College is still our best hope
The rites of spring are annually celebrated in May and June at college campuses across the region with symbol-rich commencement ceremonies, joyous families and excited graduates – from Gonzaga to Whitworth, Washington State University to Eastern Washington University and across a host of local community colleges.
This year, we witnessed a common ritual that is not always enacted in the spring. On May 2, Gov. Chris Gregoire brought to a conclusion a difficult series of legislative sessions by signing, at long last, a supplemental budget. Just as new graduates are taking stock of the paths their futures will take, it’s a perfect time for community leaders and concerned citizens to take stock of what was accomplished in Olympia – and what was not – and to look ahead to the path before us.
For three years in a row, the Legislature made very deep cuts in funding for public higher education. Funding for financial aid was increased, but not nearly enough to keep pace with student needs. The budget passed this year, however, does not make further cuts in higher education. Those of us who believe (and the data prove it) that a college education is the most effective means to social mobility and economic prosperity are relieved that the state has taken a closer look at the needs of students and found other budget-balancing alternatives as we move into an uncertain future.
The absence of further cuts this year is just cause for rejoicing. But we cannot afford to linger long in celebration. This year’s budget simply means we stopped digging the deep hole in which we remain standing. The challenge of next year and beyond is how to move in the right direction – into the future – not simply to stop marching cravenly into the past. There are three important steps we must take:
Strengthen support for the neediest college students. The State Need Grant program is supporting only about three of four students who are eligible for aid. We must find ways to serve more students, leverage other funds and encourage on-time graduation. While we are grateful no further cuts were made to work-study, current funding for the program is only one-third of what it was just a few years ago. Work-study is vital for nonprofit organizations and other employers, and it provides real-life work experiences and career direction for students. It also helps students pay part of their own way through college, gaining important work skills and enhancing the prospects of graduation.

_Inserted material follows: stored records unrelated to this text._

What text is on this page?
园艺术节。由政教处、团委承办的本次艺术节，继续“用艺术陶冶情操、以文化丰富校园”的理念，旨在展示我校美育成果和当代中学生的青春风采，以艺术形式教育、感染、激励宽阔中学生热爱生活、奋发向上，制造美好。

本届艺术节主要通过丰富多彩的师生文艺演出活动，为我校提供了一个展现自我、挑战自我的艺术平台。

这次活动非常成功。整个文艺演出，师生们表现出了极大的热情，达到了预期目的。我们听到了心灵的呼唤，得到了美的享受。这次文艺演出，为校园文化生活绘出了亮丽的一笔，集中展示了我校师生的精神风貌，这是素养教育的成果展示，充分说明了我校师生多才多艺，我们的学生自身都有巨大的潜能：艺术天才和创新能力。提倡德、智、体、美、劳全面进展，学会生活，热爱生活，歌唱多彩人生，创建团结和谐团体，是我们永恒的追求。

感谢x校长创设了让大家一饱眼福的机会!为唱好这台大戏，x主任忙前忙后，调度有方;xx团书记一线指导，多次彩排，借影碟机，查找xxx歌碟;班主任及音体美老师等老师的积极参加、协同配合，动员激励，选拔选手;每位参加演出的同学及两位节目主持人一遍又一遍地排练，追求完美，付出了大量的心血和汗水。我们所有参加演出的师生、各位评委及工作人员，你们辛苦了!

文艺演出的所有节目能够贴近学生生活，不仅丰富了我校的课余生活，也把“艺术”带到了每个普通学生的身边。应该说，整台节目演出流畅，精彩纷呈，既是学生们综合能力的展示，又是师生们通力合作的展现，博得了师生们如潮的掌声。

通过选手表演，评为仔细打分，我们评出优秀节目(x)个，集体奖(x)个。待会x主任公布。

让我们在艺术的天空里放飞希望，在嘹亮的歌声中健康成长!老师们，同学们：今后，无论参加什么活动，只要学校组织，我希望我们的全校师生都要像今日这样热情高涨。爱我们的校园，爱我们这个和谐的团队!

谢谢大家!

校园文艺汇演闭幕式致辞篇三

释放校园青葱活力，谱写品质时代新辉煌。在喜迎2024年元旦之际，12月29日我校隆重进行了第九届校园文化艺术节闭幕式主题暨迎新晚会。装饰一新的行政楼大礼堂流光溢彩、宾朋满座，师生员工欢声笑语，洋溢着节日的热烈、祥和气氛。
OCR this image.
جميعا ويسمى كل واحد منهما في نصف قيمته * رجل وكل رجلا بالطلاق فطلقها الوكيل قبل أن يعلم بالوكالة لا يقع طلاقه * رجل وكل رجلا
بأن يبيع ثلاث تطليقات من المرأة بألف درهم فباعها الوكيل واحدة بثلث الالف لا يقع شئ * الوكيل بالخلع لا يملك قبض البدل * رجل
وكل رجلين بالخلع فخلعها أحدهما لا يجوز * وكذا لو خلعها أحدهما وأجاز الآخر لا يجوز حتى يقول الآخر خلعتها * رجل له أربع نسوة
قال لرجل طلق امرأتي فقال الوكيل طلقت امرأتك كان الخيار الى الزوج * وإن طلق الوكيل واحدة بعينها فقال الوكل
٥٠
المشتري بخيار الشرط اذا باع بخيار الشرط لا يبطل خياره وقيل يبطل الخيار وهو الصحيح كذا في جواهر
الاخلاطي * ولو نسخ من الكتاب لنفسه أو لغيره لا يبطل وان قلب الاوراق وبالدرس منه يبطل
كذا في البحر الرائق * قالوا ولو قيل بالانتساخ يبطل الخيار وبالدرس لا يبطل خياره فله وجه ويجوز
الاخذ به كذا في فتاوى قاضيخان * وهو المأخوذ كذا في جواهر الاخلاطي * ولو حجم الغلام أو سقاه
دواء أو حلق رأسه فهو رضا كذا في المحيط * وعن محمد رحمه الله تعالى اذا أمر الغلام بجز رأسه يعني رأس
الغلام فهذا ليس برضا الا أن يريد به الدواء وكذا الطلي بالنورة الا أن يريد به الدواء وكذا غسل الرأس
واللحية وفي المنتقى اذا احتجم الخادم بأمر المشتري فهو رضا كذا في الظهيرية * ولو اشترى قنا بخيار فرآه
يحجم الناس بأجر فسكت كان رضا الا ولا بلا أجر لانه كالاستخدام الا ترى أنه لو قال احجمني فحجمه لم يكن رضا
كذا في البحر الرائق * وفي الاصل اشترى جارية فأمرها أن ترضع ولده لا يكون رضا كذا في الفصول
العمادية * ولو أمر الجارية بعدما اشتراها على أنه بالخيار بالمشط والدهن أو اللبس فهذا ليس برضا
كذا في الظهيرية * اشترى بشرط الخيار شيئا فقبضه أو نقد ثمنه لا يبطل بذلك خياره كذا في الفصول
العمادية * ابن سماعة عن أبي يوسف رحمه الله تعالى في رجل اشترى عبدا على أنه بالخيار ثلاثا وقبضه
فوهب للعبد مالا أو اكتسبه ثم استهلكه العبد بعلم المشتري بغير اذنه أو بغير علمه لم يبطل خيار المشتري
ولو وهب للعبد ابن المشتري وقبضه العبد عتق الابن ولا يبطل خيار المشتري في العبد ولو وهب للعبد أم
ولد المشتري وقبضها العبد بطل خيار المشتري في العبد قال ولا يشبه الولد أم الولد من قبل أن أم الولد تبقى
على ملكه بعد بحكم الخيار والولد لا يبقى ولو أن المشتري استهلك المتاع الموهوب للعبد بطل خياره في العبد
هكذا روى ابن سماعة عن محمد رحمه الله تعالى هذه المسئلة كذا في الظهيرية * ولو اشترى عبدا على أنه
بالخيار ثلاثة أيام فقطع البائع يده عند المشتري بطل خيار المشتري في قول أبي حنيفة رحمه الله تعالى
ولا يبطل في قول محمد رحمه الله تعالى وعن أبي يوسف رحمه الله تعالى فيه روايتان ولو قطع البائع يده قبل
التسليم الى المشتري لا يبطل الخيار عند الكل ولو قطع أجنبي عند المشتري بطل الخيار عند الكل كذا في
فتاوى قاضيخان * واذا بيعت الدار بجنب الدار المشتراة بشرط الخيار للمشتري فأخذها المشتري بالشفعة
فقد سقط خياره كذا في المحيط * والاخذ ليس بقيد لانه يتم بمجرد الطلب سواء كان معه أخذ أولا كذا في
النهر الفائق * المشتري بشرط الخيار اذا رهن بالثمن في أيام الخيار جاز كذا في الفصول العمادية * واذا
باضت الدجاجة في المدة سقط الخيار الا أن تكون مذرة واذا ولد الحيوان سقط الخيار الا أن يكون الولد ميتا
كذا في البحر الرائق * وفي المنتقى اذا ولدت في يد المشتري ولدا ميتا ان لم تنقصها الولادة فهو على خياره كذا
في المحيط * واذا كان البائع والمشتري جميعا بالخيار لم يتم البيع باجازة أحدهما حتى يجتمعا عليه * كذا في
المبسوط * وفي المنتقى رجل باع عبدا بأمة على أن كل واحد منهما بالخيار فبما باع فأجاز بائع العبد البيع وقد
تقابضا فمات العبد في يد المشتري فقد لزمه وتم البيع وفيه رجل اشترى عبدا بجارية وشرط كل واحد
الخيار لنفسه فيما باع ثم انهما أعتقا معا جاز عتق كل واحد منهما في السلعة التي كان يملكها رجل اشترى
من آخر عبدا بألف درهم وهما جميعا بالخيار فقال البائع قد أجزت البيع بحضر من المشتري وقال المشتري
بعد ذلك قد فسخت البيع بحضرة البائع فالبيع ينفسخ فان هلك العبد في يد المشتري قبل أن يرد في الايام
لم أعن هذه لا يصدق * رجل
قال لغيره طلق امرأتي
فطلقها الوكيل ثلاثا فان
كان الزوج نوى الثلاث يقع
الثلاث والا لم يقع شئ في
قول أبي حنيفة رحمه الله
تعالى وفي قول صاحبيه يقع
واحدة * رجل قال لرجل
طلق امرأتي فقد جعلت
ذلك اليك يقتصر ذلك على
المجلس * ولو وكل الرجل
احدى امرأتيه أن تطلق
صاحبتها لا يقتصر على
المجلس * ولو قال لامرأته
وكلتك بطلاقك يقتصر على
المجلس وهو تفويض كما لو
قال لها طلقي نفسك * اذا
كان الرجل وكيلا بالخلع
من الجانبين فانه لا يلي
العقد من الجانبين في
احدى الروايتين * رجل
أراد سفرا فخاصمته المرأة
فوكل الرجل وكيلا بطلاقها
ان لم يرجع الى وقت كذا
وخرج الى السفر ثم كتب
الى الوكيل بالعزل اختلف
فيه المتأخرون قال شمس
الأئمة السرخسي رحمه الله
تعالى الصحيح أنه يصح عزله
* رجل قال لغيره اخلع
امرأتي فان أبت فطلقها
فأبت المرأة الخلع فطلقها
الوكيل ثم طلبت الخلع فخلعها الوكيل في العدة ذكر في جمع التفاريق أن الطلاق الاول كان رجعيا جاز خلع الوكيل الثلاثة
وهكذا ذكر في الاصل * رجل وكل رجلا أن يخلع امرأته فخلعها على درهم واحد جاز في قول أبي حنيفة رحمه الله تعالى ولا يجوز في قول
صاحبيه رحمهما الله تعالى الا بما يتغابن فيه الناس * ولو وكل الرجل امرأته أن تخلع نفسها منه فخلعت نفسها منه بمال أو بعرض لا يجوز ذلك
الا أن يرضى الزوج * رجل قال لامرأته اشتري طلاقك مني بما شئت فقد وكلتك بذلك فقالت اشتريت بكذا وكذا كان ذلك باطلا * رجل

Improve public college funding. A strong system of community and technical colleges and great public universities is absolutely vital to our future as a state. Past cuts have forced some much-needed trimming, but they have also caused an increase in class sizes and dangerous reductions in critical student services that are essential for retention and graduation and play a vital part in developing informed and engaged citizens in a fully integrated college experience.
Keep the promise to middle school students. Low-income students in seventh and eighth grades were promised that if they finished high school and stayed out of trouble, enough help would be there for them to cover tuition at public college rates. The College Bound Scholarship has been wildly successful and is growing from 15,000 students this fall to as many as 23,000 in 2015. These are exactly the students we must inspire to enter college if we are going to have any real chance of raising to the necessary level of educational attainment statewide.
The Independent Colleges of Washington – 10 nonprofit private liberal arts colleges – stand ready to assist in raising educational attainment as well. We award one out of five bachelor’s and advanced degrees earned in Washington. And we do it while our students receive only 2 percent of the state higher education budget. Supporting students with financial aid and allowing them to choose the college that best fits their needs and goals is about as good an investment as we can make.
The Spokane region is blessed with strong, collaborative partnerships among higher education and business leaders, and is poised to bring that strong ethic of collaborative partnership to state-level discussions about higher education policy when Ray Lawton, retired owner of Lawton Printing and former trustee of Whitworth University, joins the newly created Washington Student Achievement Council on July 1 as the representative of ICW. Public and private college representatives and citizen leaders will take charge of the new state agency, the successor to the Higher Education Coordinating Board.
We extend our heartfelt thanks to state policymakers for stopping the higher education cuts this year. We look forward to working with legislators, the new state council and business and community leaders on the next steps to building a future of promise for students, families and employers all across Washington.
Ronald R. Thomas is president of the University of Puget Sound and chairman of the board of directors of the Independent Colleges of Washington.